Frieda’s Solution

Lee Grossman

            Frieda was stumped.  All of her plans had come to grief, and her new baby brother was still chirping and slurping away.  She had figured that by now her parents would have gotten bored with him; Lord knows he didn’t add much to the dinner table conversation.  But they still seemed besotted with him.  She had told them plainly to send him back to the hospital, and her mother had smiled absently, saying “you don’t mean that,” and then said to the baby, “Your sister loves you, Albert.” She had clenched her fists, closed her eyes and wished hard, but when she opened her eyes again he was still there.  Her best sulking and whining got her nowhere.  On one occasion when he started to cry, she had thoughtfully covered his head with blankets and sweaters, one after another, until her mother looked up and dug him out, giving Frieda a look that didn’t convey the approval she’d expected.

Her parents were a mystery.  She was seriously beginning to doubt their steadfast allegiance to her.  She would have to figure out something, and soon.  That baby had to go.

            She lay upside down on her beanbag chair, her head on the floor.  She sucked the middle two fingers on her left hand as she thought about Albert. Why does he even have a name, she wondered.  He’s not even a person.  She had a stuffed duck, called Ducky, which wasn’t exactly a name, and Ducky had more personality than that baby.  Ducky could at least squeak on demand.  All that baby could do was suck and poo and cry, and not even when asked.  And he already had a penis, and she hadn’t even gotten hers yet.  Something was seriously amiss.

Her parents seemed to have gone over the edge.  Usually cheerful people, now they were grumpy like you wouldn’t believe.  Make a little noise and Mommy yells and Daddy scoops Frieda up and takes her into another room.  On the plus side, she did seem to get more alone time with her father, now that her mother was so taken up with Albert. Those were often sweet moments with Daddy, who would read the hippo book to her or make cakes out of blocks with her.  Sometimes he took her to the park without them tagging along.  Sometimes even ice cream was involved.  At those times, it occurred to Frieda that there might be a Plan B:  if she couldn’t get rid of that baby, she could hang out with Daddy, since Mommy was otherwise occupied. 

She twisted sideways in her chair.  She sucked rhythmically as she thought back to her childhood, when she had Mommy’s warm skin and bread smells and milk taste, when she and Mommy melted into each other in a sleepy place.  And now that baby was stealing everything.  She had given much of it up long before Albert’s arrival, and she had been proud of all she could do on her own.  But seeing him lying voluptuously on Mommy reminded her of all she had lost.

The fingers came out of her mouth and tangled themselves in her hair as she got up and started kicking a giant Lego around the floor.  What could she do?  She was at the end of her resources.  For all her thoughts of dumping Albert in the trash, she hadn’t gotten anywhere.  She would have to bide her time.  She would watch and wait for inspiration. 

She picked up Ducky by one foot and dragged him along the floor.  She trudged into the room where Mommy was cooing at Albert as she changed him.

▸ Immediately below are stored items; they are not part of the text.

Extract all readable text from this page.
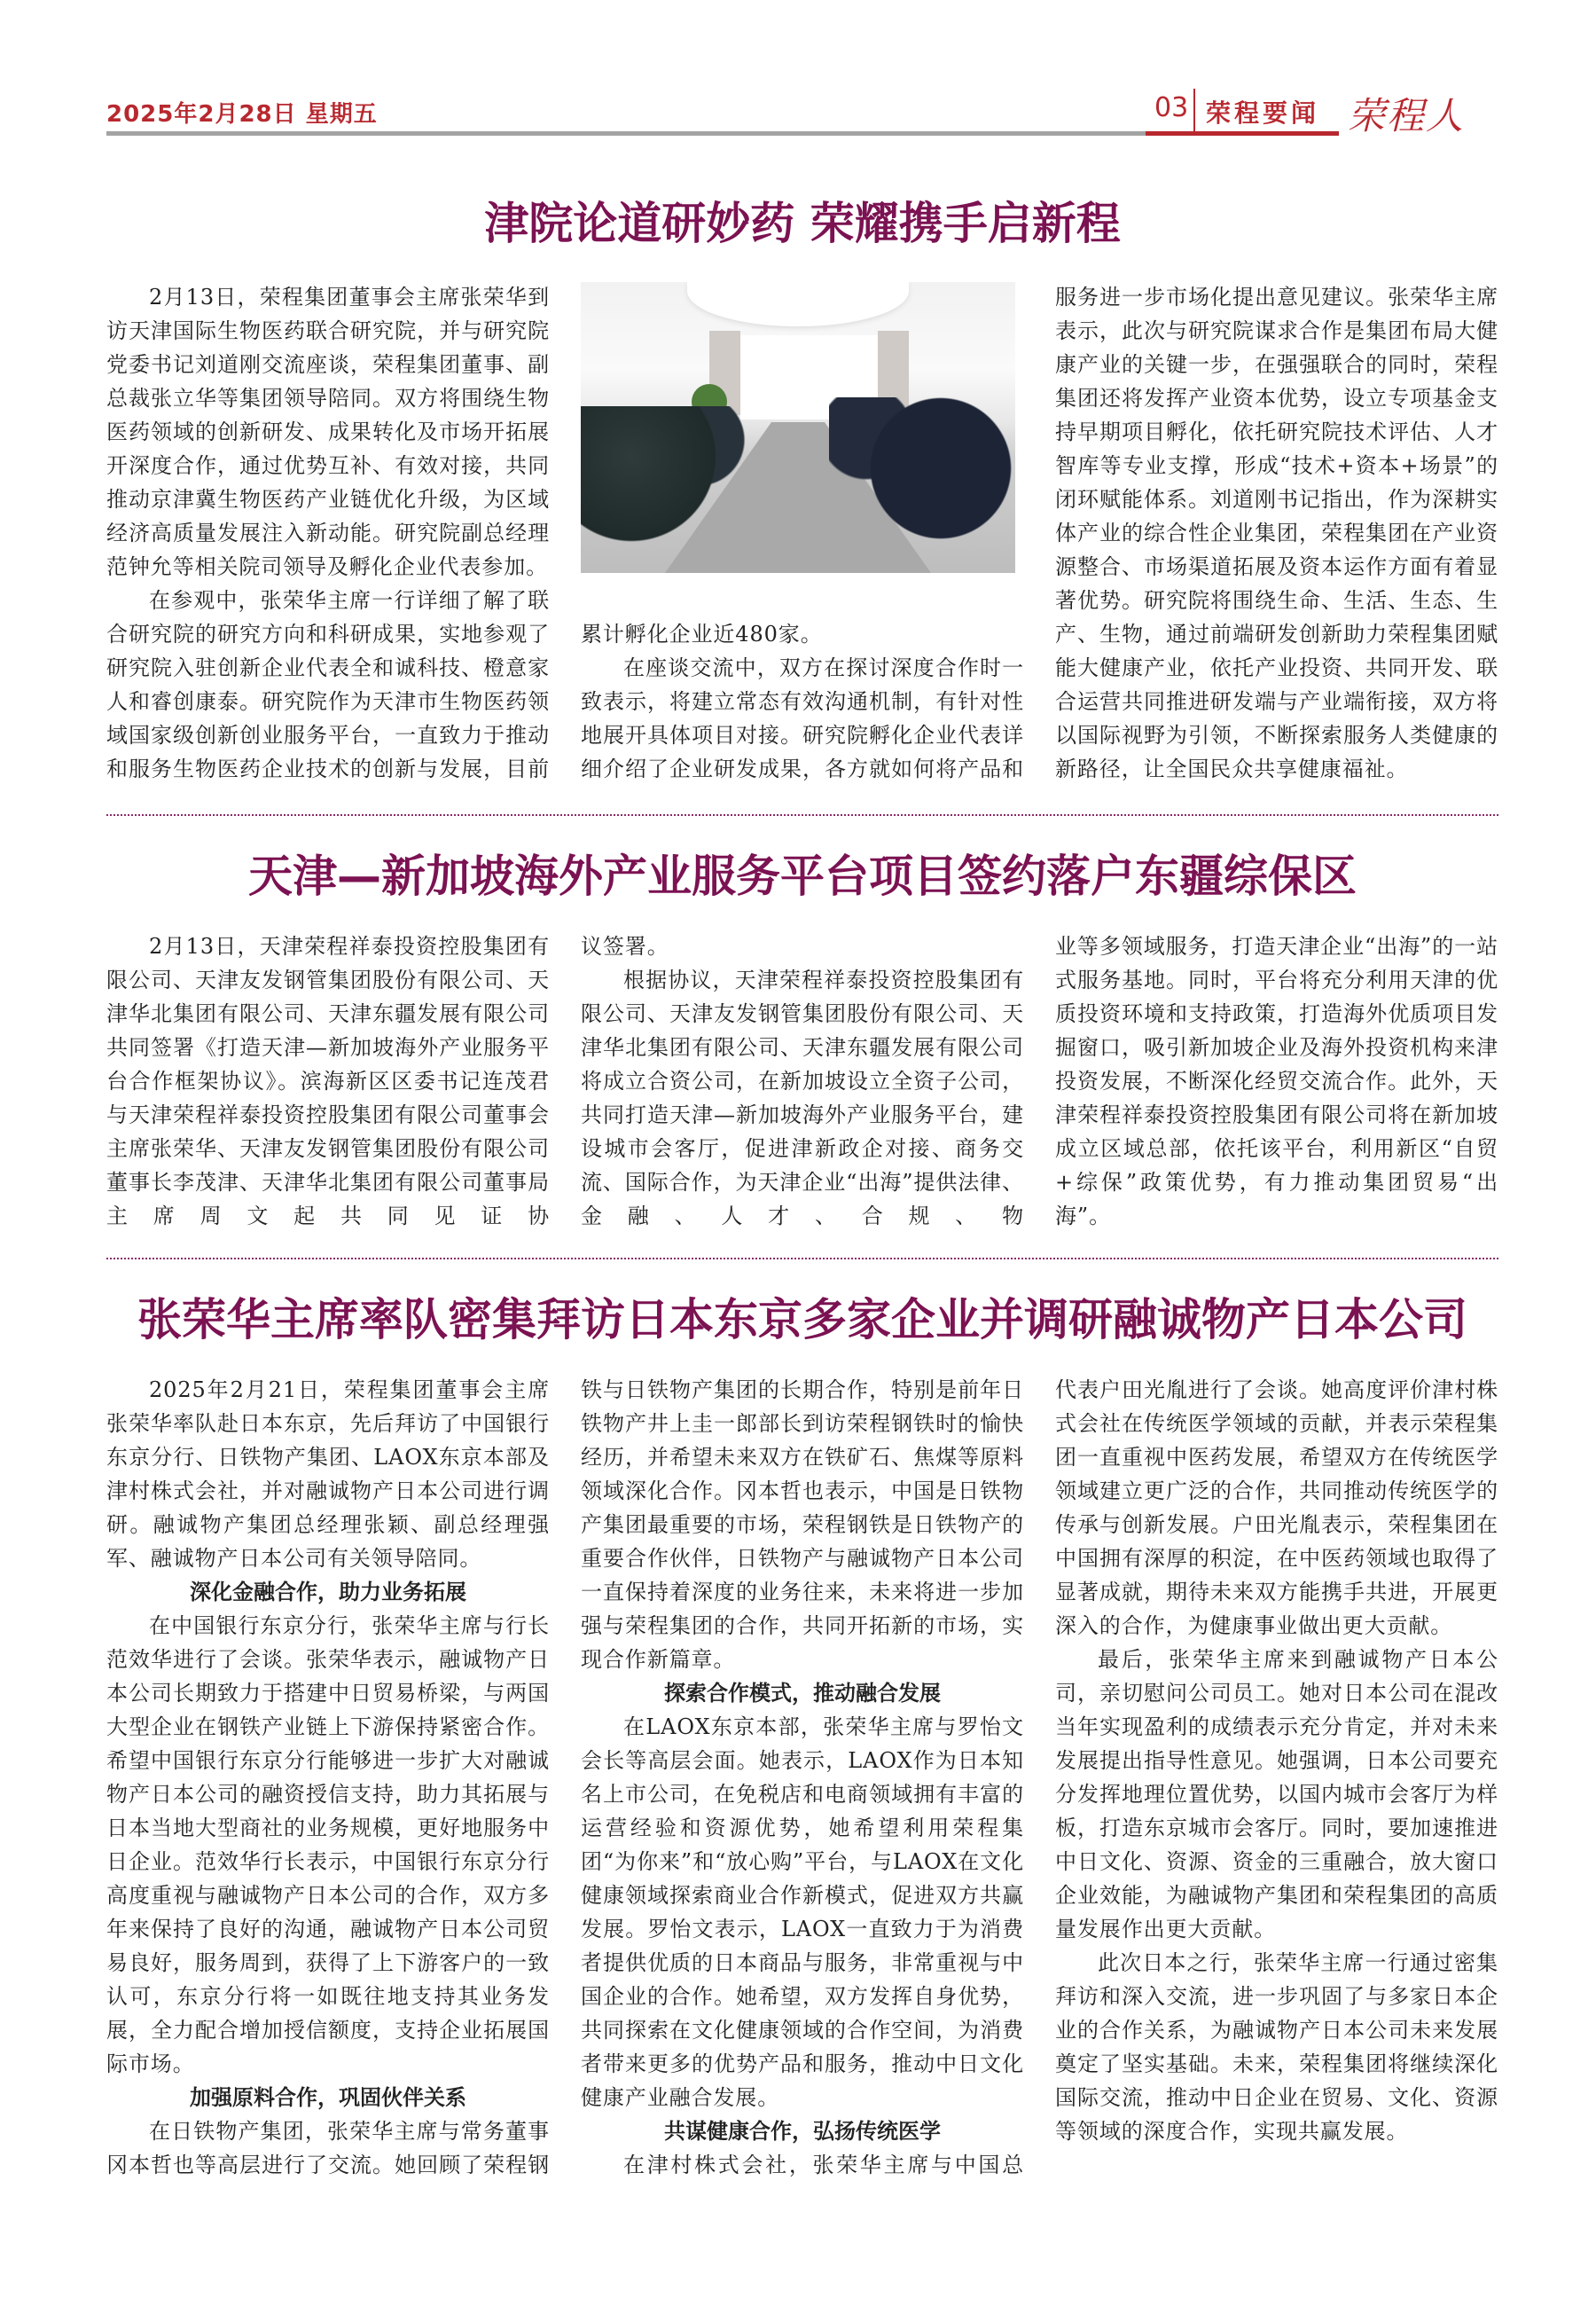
2025年2月28日 星期五	03 荣程要闻 荣程人
津院论道研妙药 荣耀携手启新程

2月13日，荣程集团董事会主席张荣华到访天津国际生物医药联合研究院，并与研究院党委书记刘道刚交流座谈，荣程集团董事、副总裁张立华等集团领导陪同。双方将围绕生物医药领域的创新研发、成果转化及市场开拓展开深度合作，通过优势互补、有效对接，共同推动京津冀生物医药产业链优化升级，为区域经济高质量发展注入新动能。研究院副总经理范钟允等相关院司领导及孵化企业代表参加。

在参观中，张荣华主席一行详细了解了联合研究院的研究方向和科研成果，实地参观了研究院入驻创新企业代表全和诚科技、橙意家人和睿创康泰。研究院作为天津市生物医药领域国家级创新创业服务平台，一直致力于推动和服务生物医药企业技术的创新与发展，目前

累计孵化企业近480家。

在座谈交流中，双方在探讨深度合作时一致表示，将建立常态有效沟通机制，有针对性地展开具体项目对接。研究院孵化企业代表详细介绍了企业研发成果，各方就如何将产品和

服务进一步市场化提出意见建议。张荣华主席表示，此次与研究院谋求合作是集团布局大健康产业的关键一步，在强强联合的同时，荣程集团还将发挥产业资本优势，设立专项基金支持早期项目孵化，依托研究院技术评估、人才智库等专业支撑，形成“技术+资本+场景”的闭环赋能体系。刘道刚书记指出，作为深耕实体产业的综合性企业集团，荣程集团在产业资源整合、市场渠道拓展及资本运作方面有着显著优势。研究院将围绕生命、生活、生态、生产、生物，通过前端研发创新助力荣程集团赋能大健康产业，依托产业投资、共同开发、联合运营共同推进研发端与产业端衔接，双方将以国际视野为引领，不断探索服务人类健康的新路径，让全国民众共享健康福祉。

天津—新加坡海外产业服务平台项目签约落户东疆综保区

2月13日，天津荣程祥泰投资控股集团有限公司、天津友发钢管集团股份有限公司、天津华北集团有限公司、天津东疆发展有限公司共同签署《打造天津—新加坡海外产业服务平台合作框架协议》。滨海新区区委书记连茂君与天津荣程祥泰投资控股集团有限公司董事会主席张荣华、天津友发钢管集团股份有限公司董事长李茂津、天津华北集团有限公司董事局主席周文起共同见证协

议签署。

根据协议，天津荣程祥泰投资控股集团有限公司、天津友发钢管集团股份有限公司、天津华北集团有限公司、天津东疆发展有限公司将成立合资公司，在新加坡设立全资子公司，共同打造天津—新加坡海外产业服务平台，建设城市会客厅，促进津新政企对接、商务交流、国际合作，为天津企业“出海”提供法律、金融、人才、合规、物

业等多领域服务，打造天津企业“出海”的一站式服务基地。同时，平台将充分利用天津的优质投资环境和支持政策，打造海外优质项目发掘窗口，吸引新加坡企业及海外投资机构来津投资发展，不断深化经贸交流合作。此外，天津荣程祥泰投资控股集团有限公司将在新加坡成立区域总部，依托该平台，利用新区“自贸+综保”政策优势，有力推动集团贸易“出海”。

张荣华主席率队密集拜访日本东京多家企业并调研融诚物产日本公司

2025年2月21日，荣程集团董事会主席张荣华率队赴日本东京，先后拜访了中国银行东京分行、日铁物产集团、LAOX东京本部及津村株式会社，并对融诚物产日本公司进行调研。融诚物产集团总经理张颖、副总经理强军、融诚物产日本公司有关领导陪同。

深化金融合作，助力业务拓展

在中国银行东京分行，张荣华主席与行长范效华进行了会谈。张荣华表示，融诚物产日本公司长期致力于搭建中日贸易桥梁，与两国大型企业在钢铁产业链上下游保持紧密合作。希望中国银行东京分行能够进一步扩大对融诚物产日本公司的融资授信支持，助力其拓展与日本当地大型商社的业务规模，更好地服务中日企业。范效华行长表示，中国银行东京分行高度重视与融诚物产日本公司的合作，双方多年来保持了良好的沟通，融诚物产日本公司贸易良好，服务周到，获得了上下游客户的一致认可，东京分行将一如既往地支持其业务发展，全力配合增加授信额度，支持企业拓展国际市场。

加强原料合作，巩固伙伴关系

在日铁物产集团，张荣华主席与常务董事冈本哲也等高层进行了交流。她回顾了荣程钢

铁与日铁物产集团的长期合作，特别是前年日铁物产井上圭一郎部长到访荣程钢铁时的愉快经历，并希望未来双方在铁矿石、焦煤等原料领域深化合作。冈本哲也表示，中国是日铁物产集团最重要的市场，荣程钢铁是日铁物产的重要合作伙伴，日铁物产与融诚物产日本公司一直保持着深度的业务往来，未来将进一步加强与荣程集团的合作，共同开拓新的市场，实现合作新篇章。

探索合作模式，推动融合发展

在LAOX东京本部，张荣华主席与罗怡文会长等高层会面。她表示，LAOX作为日本知名上市公司，在免税店和电商领域拥有丰富的运营经验和资源优势，她希望利用荣程集团“为你来”和“放心购”平台，与LAOX在文化健康领域探索商业合作新模式，促进双方共赢发展。罗怡文表示，LAOX一直致力于为消费者提供优质的日本商品与服务，非常重视与中国企业的合作。她希望，双方发挥自身优势，共同探索在文化健康领域的合作空间，为消费者带来更多的优势产品和服务，推动中日文化健康产业融合发展。

共谋健康合作，弘扬传统医学

在津村株式会社，张荣华主席与中国总

代表户田光胤进行了会谈。她高度评价津村株式会社在传统医学领域的贡献，并表示荣程集团一直重视中医药发展，希望双方在传统医学领域建立更广泛的合作，共同推动传统医学的传承与创新发展。户田光胤表示，荣程集团在中国拥有深厚的积淀，在中医药领域也取得了显著成就，期待未来双方能携手共进，开展更深入的合作，为健康事业做出更大贡献。

最后，张荣华主席来到融诚物产日本公司，亲切慰问公司员工。她对日本公司在混改当年实现盈利的成绩表示充分肯定，并对未来发展提出指导性意见。她强调，日本公司要充分发挥地理位置优势，以国内城市会客厅为样板，打造东京城市会客厅。同时，要加速推进中日文化、资源、资金的三重融合，放大窗口企业效能，为融诚物产集团和荣程集团的高质量发展作出更大贡献。

此次日本之行，张荣华主席一行通过密集拜访和深入交流，进一步巩固了与多家日本企业的合作关系，为融诚物产日本公司未来发展奠定了坚实基础。未来，荣程集团将继续深化国际交流，推动中日企业在贸易、文化、资源等领域的深度合作，实现共赢发展。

Frieda stood there silently, leaning against the door jamb, her fingers back in her mouth, her thumb stroking her cheek.  Then Mommy turned and said, “Let me show you how to do this.”  She came closer and Mommy took her hands and guided them to the corners of the diaper she was putting on Albert, and all four hands folded and fastened.

 Frieda was surprised to find that she kind of liked what was happening. She liked the touching and being touched at the same time.  Still, she was wary. Was it a trick?

She pulled up here shirt and rubbed her tummy as a germ of a plan started to form in her mind.  She began to watch what her mother did with the baby from a new perspective.  Okay, Frieda couldn’t nurse him – no breasts, as well as no penis; whose great idea was that?  But the other things Mommy did looked pretty straightforward.  She started getting involved with Albert.  She started hugging him a lot, and not always too hard. She helped tuck him in at night, and kissed him on the head. She learned how to hold him while sitting on her mother’s lap, and when the time came, how to give him a bottle.  She helped push the stroller. And she smiled a crooked smile. 

I can do this, she thought.  Albert will be my baby, and Daddy will see who’s the better Mommy.  And then things are going to be plenty different around here.

Lee Grossman is a photographer and psychoanalyst in Berkeley, California.